Эхнатон должен был назначить нового фараона Египта, и чтобы сохранить достоинство во время столь торжественного акта, он принял сильнодействующие средства. Не желая омрачать его последние мгновения и уподобляться плакальщицам, а также осознавая значимость момента, я, подавив рыдания, придал лицу выражение почтения и восторга.
Мне это удалось с трудом. Только девочки испытывали те же чувства, что и я, особенно Мерит, горе которой было непритворным. Думаю, поэтому их благоразумно поместили на задний план. Здесь также присутствовали Эйе и Хоремхеб, для которого, как и для меня, это была огромная честь.
«Какая ирония судьбы!» – думал я, стараясь на него не глядеть.
Старый Эйе приблизился к бедному Эхнатону и осторожно дотронулся до него, чтобы вывести из забытья. Фараон открыл свои потемневшие глаза, похожие на два черных колодца; кожа на его лице была синей, как небо, на котором сияет солнечный диск.

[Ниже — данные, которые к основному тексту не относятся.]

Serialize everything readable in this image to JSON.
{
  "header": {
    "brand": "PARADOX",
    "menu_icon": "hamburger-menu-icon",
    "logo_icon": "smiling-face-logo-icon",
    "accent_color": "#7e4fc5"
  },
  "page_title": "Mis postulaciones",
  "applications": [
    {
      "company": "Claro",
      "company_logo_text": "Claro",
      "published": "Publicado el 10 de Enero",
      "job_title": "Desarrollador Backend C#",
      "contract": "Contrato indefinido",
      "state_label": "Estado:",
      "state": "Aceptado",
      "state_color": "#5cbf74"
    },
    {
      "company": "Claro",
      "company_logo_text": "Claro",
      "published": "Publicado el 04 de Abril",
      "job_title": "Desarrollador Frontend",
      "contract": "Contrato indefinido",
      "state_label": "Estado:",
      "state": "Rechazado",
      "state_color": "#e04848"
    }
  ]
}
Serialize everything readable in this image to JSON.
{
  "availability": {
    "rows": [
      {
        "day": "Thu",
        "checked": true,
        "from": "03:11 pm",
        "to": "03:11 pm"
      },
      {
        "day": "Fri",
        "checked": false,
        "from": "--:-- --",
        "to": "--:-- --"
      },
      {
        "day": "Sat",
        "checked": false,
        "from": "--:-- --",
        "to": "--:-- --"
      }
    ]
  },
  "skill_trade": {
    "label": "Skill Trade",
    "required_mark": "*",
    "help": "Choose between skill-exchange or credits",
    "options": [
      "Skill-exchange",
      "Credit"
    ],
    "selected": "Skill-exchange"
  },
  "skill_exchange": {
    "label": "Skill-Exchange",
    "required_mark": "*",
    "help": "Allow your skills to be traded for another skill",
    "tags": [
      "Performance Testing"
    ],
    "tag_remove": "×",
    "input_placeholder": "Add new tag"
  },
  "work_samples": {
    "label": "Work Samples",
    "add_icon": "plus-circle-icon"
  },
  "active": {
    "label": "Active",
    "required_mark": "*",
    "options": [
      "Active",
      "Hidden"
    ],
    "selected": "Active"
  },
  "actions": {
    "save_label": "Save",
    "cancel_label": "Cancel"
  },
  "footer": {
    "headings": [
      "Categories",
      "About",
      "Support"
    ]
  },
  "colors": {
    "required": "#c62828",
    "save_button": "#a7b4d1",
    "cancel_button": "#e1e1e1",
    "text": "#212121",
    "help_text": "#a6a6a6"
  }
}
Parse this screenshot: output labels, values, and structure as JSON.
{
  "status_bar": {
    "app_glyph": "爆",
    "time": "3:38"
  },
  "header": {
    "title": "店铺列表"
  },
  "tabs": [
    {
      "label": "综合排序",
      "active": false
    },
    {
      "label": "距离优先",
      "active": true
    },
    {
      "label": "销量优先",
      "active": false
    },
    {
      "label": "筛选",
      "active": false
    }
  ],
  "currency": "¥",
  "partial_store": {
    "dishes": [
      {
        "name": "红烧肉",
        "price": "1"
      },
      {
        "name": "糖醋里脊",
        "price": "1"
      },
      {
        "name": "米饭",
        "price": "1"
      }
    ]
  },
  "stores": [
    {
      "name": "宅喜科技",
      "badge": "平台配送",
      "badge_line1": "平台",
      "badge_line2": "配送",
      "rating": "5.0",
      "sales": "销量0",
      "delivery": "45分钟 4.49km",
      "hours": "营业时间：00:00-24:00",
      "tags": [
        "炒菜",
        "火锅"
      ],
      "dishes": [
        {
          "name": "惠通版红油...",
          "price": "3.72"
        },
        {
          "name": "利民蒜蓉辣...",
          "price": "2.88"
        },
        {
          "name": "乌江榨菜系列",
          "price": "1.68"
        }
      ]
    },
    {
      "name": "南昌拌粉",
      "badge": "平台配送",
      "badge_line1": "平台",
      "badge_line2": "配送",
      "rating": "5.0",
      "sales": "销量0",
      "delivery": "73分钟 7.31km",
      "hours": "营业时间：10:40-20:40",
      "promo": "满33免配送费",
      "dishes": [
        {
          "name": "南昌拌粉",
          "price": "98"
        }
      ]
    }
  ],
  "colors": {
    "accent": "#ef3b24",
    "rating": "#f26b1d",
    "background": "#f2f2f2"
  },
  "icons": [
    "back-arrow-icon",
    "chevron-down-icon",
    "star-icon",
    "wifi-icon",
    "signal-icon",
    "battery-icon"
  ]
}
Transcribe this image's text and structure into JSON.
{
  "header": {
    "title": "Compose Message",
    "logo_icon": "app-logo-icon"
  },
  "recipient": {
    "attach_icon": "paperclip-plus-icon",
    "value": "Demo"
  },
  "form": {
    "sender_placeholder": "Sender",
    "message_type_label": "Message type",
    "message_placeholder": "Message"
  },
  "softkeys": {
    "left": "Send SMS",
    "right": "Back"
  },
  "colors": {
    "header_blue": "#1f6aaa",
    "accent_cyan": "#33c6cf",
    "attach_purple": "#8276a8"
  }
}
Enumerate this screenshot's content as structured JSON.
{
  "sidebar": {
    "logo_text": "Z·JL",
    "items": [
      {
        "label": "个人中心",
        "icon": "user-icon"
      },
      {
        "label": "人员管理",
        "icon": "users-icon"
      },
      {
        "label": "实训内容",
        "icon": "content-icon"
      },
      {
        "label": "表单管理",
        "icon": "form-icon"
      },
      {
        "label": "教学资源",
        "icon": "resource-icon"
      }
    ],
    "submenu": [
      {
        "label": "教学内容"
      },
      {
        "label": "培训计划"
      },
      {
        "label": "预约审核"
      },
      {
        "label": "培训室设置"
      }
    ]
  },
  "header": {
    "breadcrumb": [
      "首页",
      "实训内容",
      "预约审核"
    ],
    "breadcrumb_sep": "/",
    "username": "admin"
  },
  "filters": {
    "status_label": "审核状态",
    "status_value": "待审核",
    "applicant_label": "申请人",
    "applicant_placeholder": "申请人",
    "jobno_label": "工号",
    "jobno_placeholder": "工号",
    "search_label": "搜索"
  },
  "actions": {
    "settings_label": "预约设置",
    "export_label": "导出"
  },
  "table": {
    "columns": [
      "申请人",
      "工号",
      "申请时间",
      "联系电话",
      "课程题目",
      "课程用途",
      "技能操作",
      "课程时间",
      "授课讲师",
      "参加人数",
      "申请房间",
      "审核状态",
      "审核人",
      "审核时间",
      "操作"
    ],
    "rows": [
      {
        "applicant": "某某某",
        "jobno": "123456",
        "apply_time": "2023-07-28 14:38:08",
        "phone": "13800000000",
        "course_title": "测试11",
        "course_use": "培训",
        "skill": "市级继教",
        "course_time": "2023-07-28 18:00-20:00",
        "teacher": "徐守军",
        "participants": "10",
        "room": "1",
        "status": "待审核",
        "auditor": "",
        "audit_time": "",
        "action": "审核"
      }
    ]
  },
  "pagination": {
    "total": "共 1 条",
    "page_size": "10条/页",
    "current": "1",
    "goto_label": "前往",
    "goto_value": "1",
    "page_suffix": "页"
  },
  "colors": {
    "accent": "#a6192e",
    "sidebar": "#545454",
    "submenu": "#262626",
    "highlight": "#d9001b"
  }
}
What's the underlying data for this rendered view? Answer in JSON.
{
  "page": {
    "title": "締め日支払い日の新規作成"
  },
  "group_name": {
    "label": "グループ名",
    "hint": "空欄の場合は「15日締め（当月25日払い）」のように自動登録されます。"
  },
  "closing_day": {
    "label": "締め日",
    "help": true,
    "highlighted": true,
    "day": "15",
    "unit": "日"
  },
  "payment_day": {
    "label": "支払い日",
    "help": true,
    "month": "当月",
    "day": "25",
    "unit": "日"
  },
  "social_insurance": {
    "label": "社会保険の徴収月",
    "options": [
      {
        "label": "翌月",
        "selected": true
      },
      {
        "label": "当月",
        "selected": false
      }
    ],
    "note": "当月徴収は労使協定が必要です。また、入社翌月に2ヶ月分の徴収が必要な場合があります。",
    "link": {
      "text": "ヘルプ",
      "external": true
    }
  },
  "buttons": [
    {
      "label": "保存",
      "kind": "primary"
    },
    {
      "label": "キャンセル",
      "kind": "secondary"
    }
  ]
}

Глазами, затуманенными из‑за снадобий и слабости, он медленно обвел глазами зал. Казалось, он предпочел бы погрузиться в сон, который сродни смерти.
Но когда он заговорил, его голос не дрожал, и слова прозвучали торжественно, хотя это стоило ему немалых усилий.
– Дети мои, на этот раз после церемонии я вас покину. Мой отец призывает меня к себе, а вам остается заботливо подготовить мое вечное жилище. Прошу вас только об одном: сохраните веру в Атона, ибо с этого момента Атоном буду я, и, если вы посмотрите на солнечный диск, вам будет улыбаться мое лицо. Если вы послушаете меня, я пошлю вам силу и энергию, которые необходимы для правления, ибо я уже не буду заключен в это жалкое тело и мое Ка станет более могущественным, чем до сих пор, ведь в последнее время мне приходилось тратить свою энергию на борьбу с болезнью. Простую человеческую болезнь я бы победил, но я столкнулся с всесильным колдовством Темных. Не следует их недооценивать, они обладают такой силой. До сих пор я защищал вас от их коварства и буду делать это впредь, но теперь они, осмелев, удвоят свои усилия.
Он снова обвел взглядом зал. Казалось, он хотел убедить в правоте своих слов всех собравшихся. Его взгляд, не задерживаясь, встретился с моим, и в нем я прочитал ту же благодарность и доброту, что и всегда.
– Вас ожидают нелегкие времена, – продолжал он. – Хотя я старался защитить вас от влияния злых сил и коварства Амона, похоже, оно распространилось на тебя, мой сын.
Тут вздрогнул, но тотчас в его глазах появился знакомый мне ледяной блеск. Неожиданно он злобно заорал:
– Тебя предала эта шлюха, а не я!
– Тут! – крикнул я.
По залу прокатился вздох изумления. Эйе и Хоремхеб встали между Тутом и ложем его отца. Нефертити, рыдая, от стыда закрыла глаза. Не в силах сдерживать себя, я набросился на Тута:
– Молчи, глупец! Ты не понимаешь, что говоришь!
Тут изо всех сил ударил меня по лицу. Но я не почувствовал боли. У меня болела душа. Он развернулся и выбежал из зала.
Мы все смотрели на фараона. Его закрытые веки и сомкнутые губы дрожали. Усилие, которое он совершил, чтобы держать себя в руках, было достойно его отца. Казалось, он вот-вот взорвется и из-под кожи вырвется сноп света и огня, но он овладел собой, его стиснутые пальцы разжались, словно орлиные лапы, и он продолжил:
– Царствовать будет Нефертити, по меньшей мере до того момента, пока одна из моих дочерей по воле Атона не родит наследника или Тут не изменится и по милости Атона не вернется к своей вере. Такова моя воля. Молитесь Атону, ведь если вы позволите одолеть себя презренным духам, наславшим на меня болезнь и завладевшим Ка моего сына, настанет конец времен. А теперь ступайте и дайте мне пройти дорогу, ведущую к Атону, с достоинством, которого мне здесь не хватало.